Lord Hill has published his committee’s recommendations to enhance the UK’s position as an international destination for equity listings. The aim is to make the UK’s listing regime more attractive and flexible, particularly for high growth companies such as future technology giants. The innovations as regards founder shares and SPACS in particular seek to catch up with the US and other markets. The Chancellor has said he wishes to move forward quickly to consult on the recommendations.
The proposals are in summary as follows:
- Dual class share structures should be permitted in the Premium listing segment, but subject to a five year period, a 20:1 voting ratio and the B class holder must be a director. The founder rights will be limited to votes on the shareholder remaining a board director and on a proposed change of control of the company. This will, as in the US and elsewhere, allow founder-led companies time to evolve free from takeovers and excessive short-term market pressures.
- The Standard listing segment will be re-branded, possibly as the Main Segment, and re-marketed as a more flexible venue, to be shaped by proposals that will be sought on a sector and industry basis from investor groups.
- The absolute free float eligibility requirement will be reduced to 15% but with flexibility instead to use different measures of liquidity if more appropriate. Smaller companies could instead offer to engage a corporate broker to facilitate trading by shareholders. The threshold for excluding significant shareholders from the free float calculation should be raised from 5% to 10%, together with certain other adjustments.
- Special purpose acquisition companies (SPACs) should generally no longer be required to suspend their shares on announcing an acquisition, so that shareholders are not locked in for an unduly long period. Investors in SPACs should be given a vote on the acquisition proposals or be able to redeem their investment. This will align UK practice closer to that of US equity markets.
- There should be a fundamental review of the prospectus regime to make it a better fit for the UK capital markets. As a minimum, consideration should be given to dispensing with full prospectuses where not justified by the situation. Less disclosure may also be required in the case of secondary offerings, and the rules should better distinguish between offerings and the admission of shares to a trading exchange. These reforms are intended in particular to assist capital raisings by smaller issuers and to encourage greater participation in offers by retail investors.

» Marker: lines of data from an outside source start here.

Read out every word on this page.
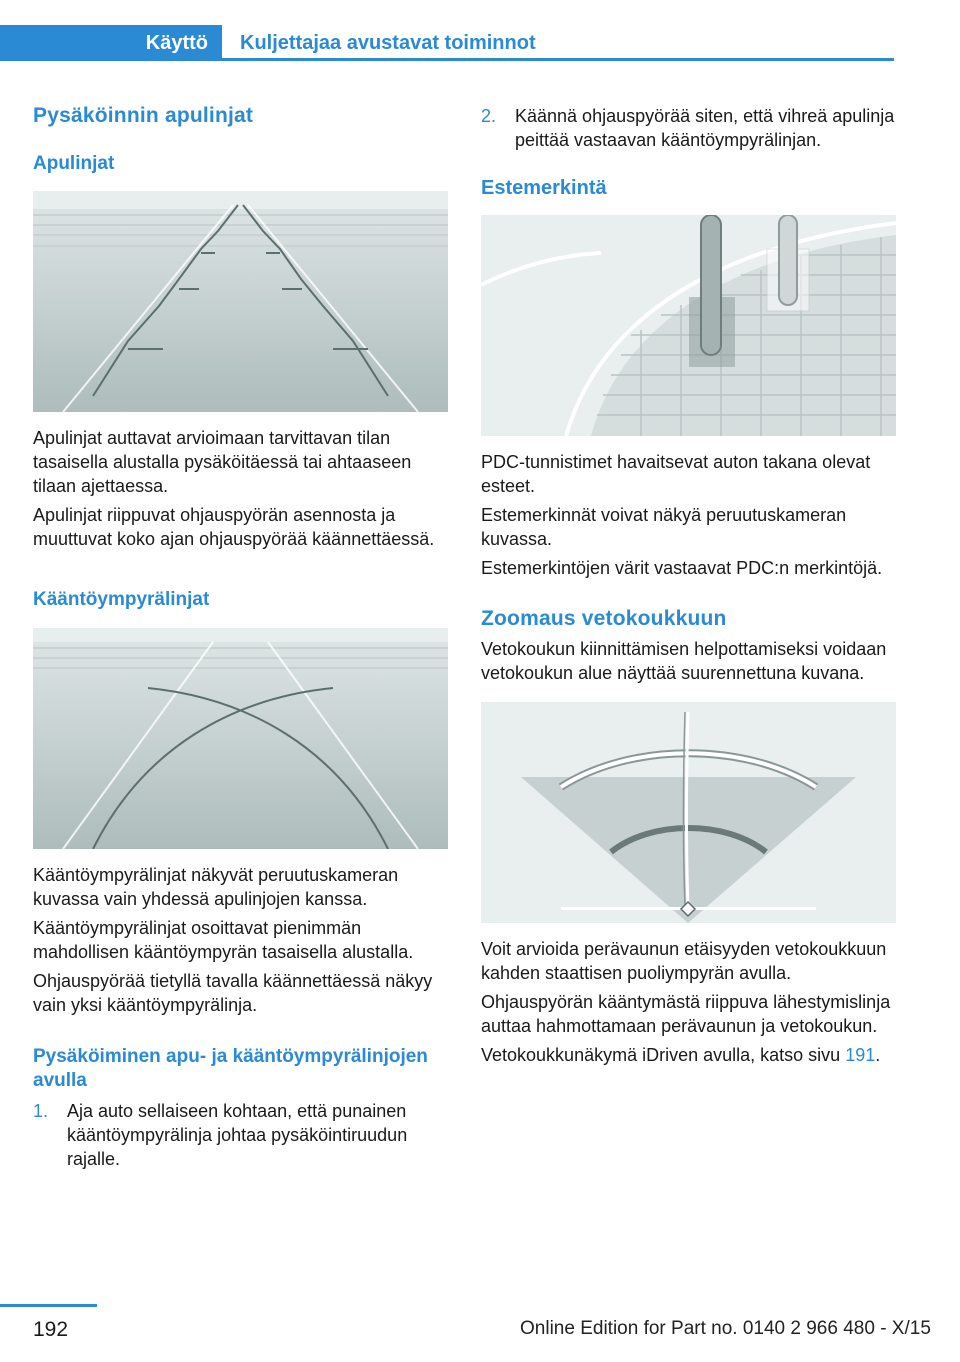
Käyttö	Kuljettajaa avustavat toiminnot
Pysäköinnin apulinjat
Apulinjat

Apulinjat auttavat arvioimaan tarvittavan tilan tasaisella alustalla pysäköitäessä tai ahtaaseen tilaan ajettaessa.

Apulinjat riippuvat ohjauspyörän asennosta ja muuttuvat koko ajan ohjauspyörää käännettäessä.

Kääntöympyrälinjat

Kääntöympyrälinjat näkyvät peruutuskameran kuvassa vain yhdessä apulinjojen kanssa.

Kääntöympyrälinjat osoittavat pienimmän mahdollisen kääntöympyrän tasaisella alustalla.

Ohjauspyörää tietyllä tavalla käännettäessä näkyy vain yksi kääntöympyrälinja.

Pysäköiminen apu- ja kääntöympyrälinjojen avulla
1. Aja auto sellaiseen kohtaan, että punainen kääntöympyrälinja johtaa pysäköintiruudun rajalle.
2. Käännä ohjauspyörää siten, että vihreä apulinja peittää vastaavan kääntöympyrälinjan.
Estemerkintä

PDC-tunnistimet havaitsevat auton takana olevat esteet.

Estemerkinnät voivat näkyä peruutuskameran kuvassa.

Estemerkintöjen värit vastaavat PDC:n merkintöjä.

Zoomaus vetokoukkuun

Vetokoukun kiinnittämisen helpottamiseksi voidaan vetokoukun alue näyttää suurennettuna kuvana.

Voit arvioida perävaunun etäisyyden vetokoukkuun kahden staattisen puoliympyrän avulla.

Ohjauspyörän kääntymästä riippuva lähestymislinja auttaa hahmottamaan perävaunun ja vetokoukun.

Vetokoukkunäkymä iDriven avulla, katso sivu 191.

192	Online Edition for Part no. 0140 2 966 480 - X/15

- Consideration will be given to whether overseas prospectuses can be recognised and accepted as equivalent for the purpose of dual and other listings in the UK.
- Meaningful forward-looking information should be eligible for inclusion in prospectuses. This would allow all investors directly to have the benefit of seeing the company’s financial projections. Such forecasts are currently usually only available to institutional investors in the form of connected broker’s research. To facilitate this, it is proposed that the level of liability of directors for such projections should be adjusted and made subject to the defences of honest belief and having exercised due care and skill.
- The revenue-earning track record requirements in the prospectus rules should be relaxed for a wider range of high growth companies. This would assist listings by early stage companies without such a track record, if they can demonstrate eligibility for listing by reference to other appropriate milestones.
- Historical financial information covering 75% or more of a company’s business over three years is currently required for applicants to Premium listing. It is recommended that the required period is reduced to the most recent 12 months, as the longer period can be a bar for early stage companies.
- Technological innovations should be used to encourage greater retail investor involvement in capital raisings and other corporate actions, and to make capital raisings easier and faster, including to accelerate the timetable for rights issues and other pre-emptive offers. Recent such innovations in Australia are being considered as a possible way forward.
- It is recommended that the FCA’s conduct of business rules regarding the timing of analysts’ research in an IPO process should be re-examined, as these rules have in practice tended to extend the listing timetable.
- The Government should seek to legislate to enable easier investment in listed companies by pension funds, to implement proposals to create a more competitive tax regime, and allow greater access to analysts’ research on smaller listed companies, the latter to reverse issues perceived to have arisen since the implementation of MiFID-II.
- A new statutory objective should be added to the FCA’s mandate, to encourage greater competitiveness and growth in making the UK a more attractive listing destination. The Chancellor is encouraged to report annually on such progress by reference to stated KPI’s.
The Hill recommendations are radical and wide ranging, but also address specific concerns raised by entrepreneurs, investors and their advisers. The proposed divergence from the EU listing and prospectus regimes aims to implement features which already exist in the US markets and elsewhere. The proposals partially overlap with the Kalifa Report’s recommendations on encouraging Fintech investment published last week.
The prize will be to implement these significant relaxations in the regulatory environment without damaging the good reputation of the UK’s equity markets.
It is anticipated that the Treasury and the FCA will consult on the proposals with a view to implementing revised regulations toward the end of 2021.